Starting point is 00:33:29 I just, and I think that because we are, again, obsessed with the idea of founders creating big companies and stable coin company worth hundreds of billions of dollars or tens of billions of dollars, that is a founder success story. We'll just let them become CBDCs and will let the government decide, what you can do with your online dollar pegged tokens. I don't think we're very far away from it, and I think that this is a first step in that direction.

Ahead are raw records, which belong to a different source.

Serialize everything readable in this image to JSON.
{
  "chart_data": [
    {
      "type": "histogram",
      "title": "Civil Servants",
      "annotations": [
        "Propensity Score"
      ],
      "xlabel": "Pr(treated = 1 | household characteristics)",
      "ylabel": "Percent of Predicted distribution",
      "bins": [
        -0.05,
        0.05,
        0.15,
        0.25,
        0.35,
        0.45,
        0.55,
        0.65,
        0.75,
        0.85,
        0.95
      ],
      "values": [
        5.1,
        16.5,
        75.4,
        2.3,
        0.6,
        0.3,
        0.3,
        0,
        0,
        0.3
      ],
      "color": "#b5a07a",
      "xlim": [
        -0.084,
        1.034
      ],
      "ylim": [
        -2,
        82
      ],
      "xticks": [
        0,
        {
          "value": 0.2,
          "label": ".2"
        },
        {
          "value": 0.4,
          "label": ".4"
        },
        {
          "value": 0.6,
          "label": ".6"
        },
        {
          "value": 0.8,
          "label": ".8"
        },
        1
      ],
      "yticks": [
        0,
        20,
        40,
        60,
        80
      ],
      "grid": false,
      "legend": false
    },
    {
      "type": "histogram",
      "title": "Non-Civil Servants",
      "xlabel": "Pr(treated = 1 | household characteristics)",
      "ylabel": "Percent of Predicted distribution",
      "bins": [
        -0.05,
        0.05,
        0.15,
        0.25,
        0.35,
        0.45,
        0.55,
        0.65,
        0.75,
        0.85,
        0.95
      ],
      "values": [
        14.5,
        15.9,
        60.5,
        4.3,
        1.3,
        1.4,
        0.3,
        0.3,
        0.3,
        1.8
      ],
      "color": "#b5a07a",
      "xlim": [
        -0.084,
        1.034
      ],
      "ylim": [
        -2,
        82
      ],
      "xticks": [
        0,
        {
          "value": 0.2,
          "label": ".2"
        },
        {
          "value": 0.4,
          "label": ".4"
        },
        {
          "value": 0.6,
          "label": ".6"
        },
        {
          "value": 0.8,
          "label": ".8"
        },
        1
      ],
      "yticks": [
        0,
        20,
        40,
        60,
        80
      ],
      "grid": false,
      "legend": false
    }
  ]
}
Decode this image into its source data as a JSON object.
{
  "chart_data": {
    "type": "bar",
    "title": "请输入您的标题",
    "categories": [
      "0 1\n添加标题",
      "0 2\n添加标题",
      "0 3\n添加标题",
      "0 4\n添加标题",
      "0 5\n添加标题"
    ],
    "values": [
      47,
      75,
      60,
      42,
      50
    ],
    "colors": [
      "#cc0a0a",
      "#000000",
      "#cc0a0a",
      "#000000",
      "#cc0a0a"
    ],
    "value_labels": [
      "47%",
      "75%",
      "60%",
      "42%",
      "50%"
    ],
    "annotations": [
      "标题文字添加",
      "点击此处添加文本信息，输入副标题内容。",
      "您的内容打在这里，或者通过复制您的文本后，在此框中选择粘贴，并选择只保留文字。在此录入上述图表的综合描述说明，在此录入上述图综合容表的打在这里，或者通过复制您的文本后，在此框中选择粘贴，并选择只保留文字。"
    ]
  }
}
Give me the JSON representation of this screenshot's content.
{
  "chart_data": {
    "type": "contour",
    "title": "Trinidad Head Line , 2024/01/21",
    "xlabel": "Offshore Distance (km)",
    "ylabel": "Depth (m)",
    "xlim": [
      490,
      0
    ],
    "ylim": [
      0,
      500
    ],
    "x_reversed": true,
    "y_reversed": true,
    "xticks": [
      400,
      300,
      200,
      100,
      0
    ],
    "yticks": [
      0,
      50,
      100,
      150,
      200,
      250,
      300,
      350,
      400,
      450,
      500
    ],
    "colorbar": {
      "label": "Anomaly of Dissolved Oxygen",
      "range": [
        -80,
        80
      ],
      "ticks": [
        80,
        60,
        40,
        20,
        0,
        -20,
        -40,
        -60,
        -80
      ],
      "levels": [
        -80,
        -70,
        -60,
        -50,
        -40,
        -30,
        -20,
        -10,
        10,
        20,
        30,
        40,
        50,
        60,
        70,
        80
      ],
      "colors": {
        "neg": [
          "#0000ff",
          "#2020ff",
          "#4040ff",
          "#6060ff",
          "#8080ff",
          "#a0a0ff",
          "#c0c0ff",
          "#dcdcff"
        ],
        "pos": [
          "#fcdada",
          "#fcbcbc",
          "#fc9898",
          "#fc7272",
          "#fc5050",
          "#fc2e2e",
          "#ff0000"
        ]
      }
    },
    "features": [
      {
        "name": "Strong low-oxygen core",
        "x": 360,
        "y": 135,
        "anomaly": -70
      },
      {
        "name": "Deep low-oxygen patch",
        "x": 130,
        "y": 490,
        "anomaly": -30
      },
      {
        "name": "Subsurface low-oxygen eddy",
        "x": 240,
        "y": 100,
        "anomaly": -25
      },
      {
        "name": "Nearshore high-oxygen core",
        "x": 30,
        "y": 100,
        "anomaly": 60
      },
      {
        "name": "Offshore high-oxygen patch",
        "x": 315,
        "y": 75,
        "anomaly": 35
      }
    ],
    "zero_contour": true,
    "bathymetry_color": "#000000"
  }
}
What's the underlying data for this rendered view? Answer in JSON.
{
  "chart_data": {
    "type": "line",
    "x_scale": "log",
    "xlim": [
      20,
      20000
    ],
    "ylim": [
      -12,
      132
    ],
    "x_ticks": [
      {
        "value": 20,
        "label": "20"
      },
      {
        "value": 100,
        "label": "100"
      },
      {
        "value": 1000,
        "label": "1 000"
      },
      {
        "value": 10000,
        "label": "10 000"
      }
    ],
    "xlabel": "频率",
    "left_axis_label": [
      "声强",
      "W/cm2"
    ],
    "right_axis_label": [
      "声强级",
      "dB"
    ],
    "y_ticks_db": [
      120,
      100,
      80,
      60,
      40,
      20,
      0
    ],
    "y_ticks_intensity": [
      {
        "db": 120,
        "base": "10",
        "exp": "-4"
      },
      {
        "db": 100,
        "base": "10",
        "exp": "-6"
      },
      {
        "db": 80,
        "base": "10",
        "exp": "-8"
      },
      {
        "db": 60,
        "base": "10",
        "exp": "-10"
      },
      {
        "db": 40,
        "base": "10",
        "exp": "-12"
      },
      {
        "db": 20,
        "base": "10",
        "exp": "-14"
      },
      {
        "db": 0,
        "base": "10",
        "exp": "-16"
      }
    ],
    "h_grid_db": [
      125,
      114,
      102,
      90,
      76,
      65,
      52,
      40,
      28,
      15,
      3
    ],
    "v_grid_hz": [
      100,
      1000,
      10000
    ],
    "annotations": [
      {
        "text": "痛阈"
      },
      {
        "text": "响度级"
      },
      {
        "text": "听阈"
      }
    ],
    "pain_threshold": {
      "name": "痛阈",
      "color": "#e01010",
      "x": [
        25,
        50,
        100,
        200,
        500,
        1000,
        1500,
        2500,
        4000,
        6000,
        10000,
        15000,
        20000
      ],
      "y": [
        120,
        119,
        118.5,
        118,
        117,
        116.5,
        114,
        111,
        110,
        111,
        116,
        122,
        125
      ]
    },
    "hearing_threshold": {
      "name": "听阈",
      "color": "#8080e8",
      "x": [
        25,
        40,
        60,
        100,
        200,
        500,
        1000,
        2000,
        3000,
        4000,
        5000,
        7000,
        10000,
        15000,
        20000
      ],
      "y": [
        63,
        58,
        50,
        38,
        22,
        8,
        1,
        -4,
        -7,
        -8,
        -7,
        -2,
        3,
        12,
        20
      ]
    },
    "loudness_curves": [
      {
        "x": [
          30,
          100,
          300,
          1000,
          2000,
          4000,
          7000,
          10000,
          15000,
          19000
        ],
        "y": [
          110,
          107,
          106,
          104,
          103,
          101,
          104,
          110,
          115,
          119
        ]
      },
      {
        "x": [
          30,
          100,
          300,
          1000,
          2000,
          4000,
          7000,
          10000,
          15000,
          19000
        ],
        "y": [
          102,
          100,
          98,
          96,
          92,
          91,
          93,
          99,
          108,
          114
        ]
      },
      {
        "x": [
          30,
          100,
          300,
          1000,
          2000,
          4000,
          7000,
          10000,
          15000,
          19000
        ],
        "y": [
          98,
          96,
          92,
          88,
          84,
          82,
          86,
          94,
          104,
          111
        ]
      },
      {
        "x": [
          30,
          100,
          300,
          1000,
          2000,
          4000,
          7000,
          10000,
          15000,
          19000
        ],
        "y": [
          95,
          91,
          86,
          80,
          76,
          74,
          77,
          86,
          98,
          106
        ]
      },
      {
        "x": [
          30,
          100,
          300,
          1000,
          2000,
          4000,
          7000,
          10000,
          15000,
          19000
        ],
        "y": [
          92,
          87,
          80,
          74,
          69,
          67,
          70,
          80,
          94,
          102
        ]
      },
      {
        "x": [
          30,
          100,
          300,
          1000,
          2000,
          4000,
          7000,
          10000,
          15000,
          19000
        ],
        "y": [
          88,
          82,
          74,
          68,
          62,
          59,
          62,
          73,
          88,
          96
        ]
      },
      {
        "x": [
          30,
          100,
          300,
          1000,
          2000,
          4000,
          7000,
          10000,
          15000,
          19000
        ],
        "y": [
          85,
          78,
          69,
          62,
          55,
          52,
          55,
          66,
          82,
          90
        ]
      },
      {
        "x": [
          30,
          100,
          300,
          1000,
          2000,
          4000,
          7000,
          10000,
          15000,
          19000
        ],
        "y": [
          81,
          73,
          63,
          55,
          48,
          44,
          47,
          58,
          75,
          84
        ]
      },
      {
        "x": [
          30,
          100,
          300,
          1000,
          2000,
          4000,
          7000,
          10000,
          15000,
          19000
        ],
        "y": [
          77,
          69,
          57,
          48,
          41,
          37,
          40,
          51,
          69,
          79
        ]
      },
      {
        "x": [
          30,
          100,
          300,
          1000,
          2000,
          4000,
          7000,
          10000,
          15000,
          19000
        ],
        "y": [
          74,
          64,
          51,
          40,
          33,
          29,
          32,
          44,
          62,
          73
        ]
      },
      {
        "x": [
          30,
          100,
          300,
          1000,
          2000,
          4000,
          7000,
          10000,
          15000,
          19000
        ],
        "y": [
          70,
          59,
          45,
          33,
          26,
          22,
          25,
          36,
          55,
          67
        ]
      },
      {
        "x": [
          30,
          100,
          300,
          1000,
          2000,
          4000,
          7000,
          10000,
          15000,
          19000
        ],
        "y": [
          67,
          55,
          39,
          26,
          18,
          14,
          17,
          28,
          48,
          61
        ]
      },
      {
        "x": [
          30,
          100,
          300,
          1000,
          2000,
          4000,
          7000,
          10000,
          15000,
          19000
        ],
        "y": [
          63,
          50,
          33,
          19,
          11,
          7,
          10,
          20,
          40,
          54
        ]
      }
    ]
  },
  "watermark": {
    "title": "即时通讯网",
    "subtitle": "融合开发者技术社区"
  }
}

But in any case, enough doomerism.
Starting point is 00:34:02 This was the breakdown for Tuesday. I mean, another thing going on is that hyperliquid has launched its own prediction markets, what they're calling outcome markets. But we're going to take a look at that later on the week to see how adoption is going there for that. but apart from that, this was about it for me today. Look after yourselves as always, and we'll see you in a few days. Goodbye.